AAR Note Strawman
With a window of time, I am looking to catch up on thesis on my new gold positions which includes AAR.
AAR’s key project is Mandilla (located in WA) which hosts 42mot at 1.1gpt for 1.43moz, whilst global resource base post MXR acquisition is 50mt at 1.1gpt for 1.76moz, noting that MZR’s Spargoville project abuts the Mandilla project.

Focusing on the Mandilla project, the scoping study released in Sept 2023 will go a long way to warp your held around the mining potential of the project and gives a good baseline to the adjustments I have modelled to try and work out what the PFS could look like. Key thing to note about the deposit is that whilst rade is “low” the ore body’s characteristics leads to a modest strip of ~7x LOM, coarse grind (P80 150um) and clean met with recoveries close to 96%. These are very good characteristics to have and whilst you need a bull market to fund new projects, it is not a bull market asset.
Marc’s preso at the RIU conference is key to understanding how the PFS will look compared to the SS. Deck & Recording. The key points are
- MXR saved them ~$30m haulage costs essentially around better waste dump design unhindered by tenement boundaries. Essentially the MXR ounces were free.
- o This means the can have more than 160mt of waste thus helps put more ounces into the mine plan at lower cost
- o 50mt of ore (with ~305mt of waste) at an overall strip of 6.1x, noting Theia strip is 5.5:1.0 in the PFS and is core of the mine plan
- ·Recent JORC update optimises resources at A$3500/oz. As such, conversion is expected to be high. Current is 42mt for 1.43moz with 90% into prod target, becoming ~37.8mt for 1.28moz
- Says resource update uses cost inputs from the PFS.
- o This implies update had mining down 10% to $4.2/t from ~$4.7/t, moved and base processing up 15% to ~$20/t or closer to ~$22.9/t including haulage (picked up in the JORC table). Given the PFS isn’t out, it is hard to know total kms in haulage particularly given the comments around that on the MXR acquisition
- o Opex neutral as mining is down and processing is up whilst they pump out 50%+ more ounces
- o G&A and Sus capex should be similar at this stage and no reason to think otherwise.
- o Net net, total cost on a $/t basis should be similar to the SS whilst they pump out 50%+ more ounces. This will lead to a big upgrade over the SS operationally and especially financially when a higher gold prices is used in the NPV
- Regs should be simple with no Fed review and no WA EPA (path for referral). Just with DEMIRS and DOWA at 6 and 9mths respectively.
- When talking about Feysville and Spargoville, indicates higher grade ore that can lift output (ounces) LOM to maximise the PFS. Looking at those resources, grades are 1.2-1.4gpt vs 1.1gpt so it may be marginal uplift so not modelled atm.
- Stated funded to FID with $22m cash and $6m from oppies in Oct 2025.
- PFS still on due this quarter
The valuation work is simple, take the SS mine plan and upgrade it to what is implied by the PFS which means years’ 9-13 have to be bootlegged given processing is expected to remain at 2.5mpta. Here I estimate an additional 11.4mt of ore at 1.04gpt for 381koz which is evenly split over the 5yrs. Waste is estimated at 83.6mt which makes incremental strip of 6.0x (mostly from Thea which is 5.5x). This creates a mine plan which mines a total of 37.8mt at 1.07gpt for 1.25Moz over 13yrs (processing over 17yrs). To avoid detailing the minutia in writing, the table below summarises the mining model outputs for the PFS Lite model and compared against the scoping output.

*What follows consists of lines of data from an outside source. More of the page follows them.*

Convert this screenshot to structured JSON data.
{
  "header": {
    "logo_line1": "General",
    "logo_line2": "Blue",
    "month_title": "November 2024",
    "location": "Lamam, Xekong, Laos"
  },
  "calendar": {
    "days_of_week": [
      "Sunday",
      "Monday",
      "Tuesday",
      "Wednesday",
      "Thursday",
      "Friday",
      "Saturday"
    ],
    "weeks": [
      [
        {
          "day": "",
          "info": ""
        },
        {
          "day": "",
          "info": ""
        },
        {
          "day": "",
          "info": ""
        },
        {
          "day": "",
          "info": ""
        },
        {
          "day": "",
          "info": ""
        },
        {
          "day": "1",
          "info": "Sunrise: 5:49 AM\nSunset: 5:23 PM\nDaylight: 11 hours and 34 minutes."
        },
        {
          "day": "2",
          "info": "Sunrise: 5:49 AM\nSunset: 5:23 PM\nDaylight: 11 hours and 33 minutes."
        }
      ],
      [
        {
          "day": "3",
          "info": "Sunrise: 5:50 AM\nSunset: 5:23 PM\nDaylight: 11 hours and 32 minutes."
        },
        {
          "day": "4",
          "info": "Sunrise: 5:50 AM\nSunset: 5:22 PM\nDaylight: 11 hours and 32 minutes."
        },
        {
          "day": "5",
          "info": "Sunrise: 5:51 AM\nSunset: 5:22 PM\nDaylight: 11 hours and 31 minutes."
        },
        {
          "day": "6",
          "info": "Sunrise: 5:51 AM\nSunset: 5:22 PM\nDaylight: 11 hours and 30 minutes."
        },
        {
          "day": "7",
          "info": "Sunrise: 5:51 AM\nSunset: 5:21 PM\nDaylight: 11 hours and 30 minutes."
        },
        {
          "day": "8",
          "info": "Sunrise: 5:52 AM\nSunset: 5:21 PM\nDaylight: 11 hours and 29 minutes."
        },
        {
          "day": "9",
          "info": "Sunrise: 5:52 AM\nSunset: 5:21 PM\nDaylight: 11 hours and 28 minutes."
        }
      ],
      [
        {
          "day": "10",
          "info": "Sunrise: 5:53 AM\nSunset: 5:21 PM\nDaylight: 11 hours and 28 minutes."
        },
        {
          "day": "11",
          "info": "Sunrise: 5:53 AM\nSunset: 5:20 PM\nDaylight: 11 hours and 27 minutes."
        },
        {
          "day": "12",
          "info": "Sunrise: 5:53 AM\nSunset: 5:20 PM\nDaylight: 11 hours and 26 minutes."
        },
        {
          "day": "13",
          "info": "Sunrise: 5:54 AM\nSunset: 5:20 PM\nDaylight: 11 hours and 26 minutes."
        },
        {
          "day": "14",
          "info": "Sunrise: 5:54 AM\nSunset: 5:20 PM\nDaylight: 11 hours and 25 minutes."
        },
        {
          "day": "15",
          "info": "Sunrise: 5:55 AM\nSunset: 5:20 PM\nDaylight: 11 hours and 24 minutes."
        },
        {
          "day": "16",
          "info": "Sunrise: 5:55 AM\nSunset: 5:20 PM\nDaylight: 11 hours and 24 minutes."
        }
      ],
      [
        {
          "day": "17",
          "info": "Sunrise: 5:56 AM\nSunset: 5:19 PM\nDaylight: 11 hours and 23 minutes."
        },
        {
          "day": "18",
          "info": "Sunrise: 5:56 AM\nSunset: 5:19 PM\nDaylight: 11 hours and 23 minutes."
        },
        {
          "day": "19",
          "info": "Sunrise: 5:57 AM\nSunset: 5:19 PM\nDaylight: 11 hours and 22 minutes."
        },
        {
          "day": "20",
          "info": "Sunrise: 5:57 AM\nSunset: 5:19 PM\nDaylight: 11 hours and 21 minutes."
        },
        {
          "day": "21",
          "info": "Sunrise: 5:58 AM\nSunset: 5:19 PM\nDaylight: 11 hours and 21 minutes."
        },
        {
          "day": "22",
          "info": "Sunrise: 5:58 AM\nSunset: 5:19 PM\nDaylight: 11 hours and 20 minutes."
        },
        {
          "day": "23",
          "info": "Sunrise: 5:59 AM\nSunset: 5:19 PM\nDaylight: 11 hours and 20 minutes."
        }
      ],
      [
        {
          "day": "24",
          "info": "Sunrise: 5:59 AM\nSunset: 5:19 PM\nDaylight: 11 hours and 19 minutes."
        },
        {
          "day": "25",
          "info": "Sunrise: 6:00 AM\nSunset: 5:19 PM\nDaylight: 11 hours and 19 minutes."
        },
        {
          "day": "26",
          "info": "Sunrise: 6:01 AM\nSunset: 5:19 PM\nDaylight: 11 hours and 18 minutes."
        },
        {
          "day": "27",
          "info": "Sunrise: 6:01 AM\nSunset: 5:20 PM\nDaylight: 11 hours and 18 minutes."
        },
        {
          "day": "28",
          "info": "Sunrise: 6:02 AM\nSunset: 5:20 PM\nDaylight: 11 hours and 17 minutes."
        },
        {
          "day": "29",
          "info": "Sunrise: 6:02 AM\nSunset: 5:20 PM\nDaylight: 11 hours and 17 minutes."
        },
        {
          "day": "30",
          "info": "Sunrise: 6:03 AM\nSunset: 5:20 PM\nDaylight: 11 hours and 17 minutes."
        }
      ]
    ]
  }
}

Below is the sensitivity table for PFS Lite, which is the same format as I have used in my analysis if MEK. Returns are very asymmetric at this stage.

The takeaway is that the PFS will be a big upgrade in a strong gold market and I would expect AAR to re-rate off the back of that. Experienced mining investors will say but “what about the Lassonde curve?”. I think in a strong gold market like this, with investor appetite to go down the dev curve, I think the Lassonde curve will flatten or be ignored and my evidence for that is BGD. BGD did a SS in Nov 24 and in CY25 released updates on that, JORC and presented giving titbits away leading into the form release early May. BGD is step behind being at SS level still but that has not stopped a strong re-rate as economics are reported and improved upon.

If anyone can tell me how to attach a copy of the model I will do it so people can have it to suss.